The Real Jardín Botánico of Madrid is impressive. Its principal entry is just in front of the Prado museum, and it is actually a work of art. This entry was created by the italian architec Sabatini, and it was a tribute to Carlos III, and that’s why its named La Puerta del Rey. This entry is no longer open to public, instead, there is another entry named Entrada de Murillo, a piece of art created by the spanish architect Villanueva.
The first thing you see when you walk into Murillo’s Entrance is the collection of ornamental plants, my favorite part of the Garden (I love flowers!!). In my opinion, the most beautiful flowers you can find there are peonies ♥; but, there are also many other flowers like tulips, dalias and camelias. The truth is, I didn’t pay too much attention to the architectonical details, like the entries. I was more excited about the flowers and the greenhouses. See above some of my pictures of the ornamental plants zone 🙂 :
The Invernadero Santiago Castroviejo Bolíbar was another great surprise while visiting this Garden. Inside, there are species that are unusual to Spain’s flora diversity, for example plants from Cactaceae family, and some tropical species too. There are three rooms in this greenhouse that reproduce the exact conditions that these species need to survive and well.. this is kind of a recent project from the Real Jardín Botánico. At the en of this greenhouse, there is the Estufa de las Palmas, which is an old greenhouse built in XIX century to exhibit some plants that couldn’t resists outdoor conditions, like ferns and musses.
See, something really strange happened to me when I was visiting these Greenhouses: I felt like I was in México! First all those cactus.. and then the orchids, aves de paraíso, helechos, lirios; but actually this is like the “challenging” exposition in the Garden.. because they have to be really careful controlling the environment so the plants wont die. Instead, I was amazed with all the olives, the peonies, the camelias… common flowers and trees for people living in Spain, because they were not common to me at all! And this is the beauty of traveling: getting to know different things but appreciating what you have at home.
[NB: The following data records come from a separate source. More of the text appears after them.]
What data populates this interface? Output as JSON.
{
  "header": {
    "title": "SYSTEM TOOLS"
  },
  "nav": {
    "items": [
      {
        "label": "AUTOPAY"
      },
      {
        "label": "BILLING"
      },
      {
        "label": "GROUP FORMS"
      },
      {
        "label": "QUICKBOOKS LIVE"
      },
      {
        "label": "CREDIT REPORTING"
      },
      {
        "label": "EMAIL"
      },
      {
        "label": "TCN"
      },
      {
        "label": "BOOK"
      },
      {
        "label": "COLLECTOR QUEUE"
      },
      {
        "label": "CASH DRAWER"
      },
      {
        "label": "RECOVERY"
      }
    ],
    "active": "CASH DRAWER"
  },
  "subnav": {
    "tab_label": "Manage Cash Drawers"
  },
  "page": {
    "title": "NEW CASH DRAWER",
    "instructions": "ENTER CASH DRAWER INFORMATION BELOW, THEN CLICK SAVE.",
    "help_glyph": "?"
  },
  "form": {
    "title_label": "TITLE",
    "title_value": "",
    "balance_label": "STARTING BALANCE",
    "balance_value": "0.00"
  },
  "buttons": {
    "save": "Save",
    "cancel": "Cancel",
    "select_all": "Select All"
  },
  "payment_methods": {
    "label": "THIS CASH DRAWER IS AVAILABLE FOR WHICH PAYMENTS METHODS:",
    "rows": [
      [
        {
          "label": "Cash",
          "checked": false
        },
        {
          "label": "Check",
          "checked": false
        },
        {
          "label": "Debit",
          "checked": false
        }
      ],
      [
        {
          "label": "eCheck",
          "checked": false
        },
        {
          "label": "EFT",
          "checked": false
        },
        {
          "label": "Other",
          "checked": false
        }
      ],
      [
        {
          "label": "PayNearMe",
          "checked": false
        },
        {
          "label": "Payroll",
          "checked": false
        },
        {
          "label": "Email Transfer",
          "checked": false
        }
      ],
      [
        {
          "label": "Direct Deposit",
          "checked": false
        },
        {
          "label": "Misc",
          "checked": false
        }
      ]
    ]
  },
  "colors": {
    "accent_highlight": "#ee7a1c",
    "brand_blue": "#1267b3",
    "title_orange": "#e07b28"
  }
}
Of course, there was a lot more in the Garden of which, unfortunately, I don’t have any pictures :(. For example, a huge hall full of Olive Trees, called “The Walk of The Olives”; or a small lake, El Estanque de Lineo, considered “the heart” of the Garden. You definitely need a lot of time and patience to really get to know the entire Garden. Also, if you are staying in Madrid for a long time, it is recommendable to visit the Garden in different seasons, because species bloom according to the season. If you happen to be in Madrid, visit this place! even if you don’t like plants… there are beautiful landscapes to see, it definitely worth it!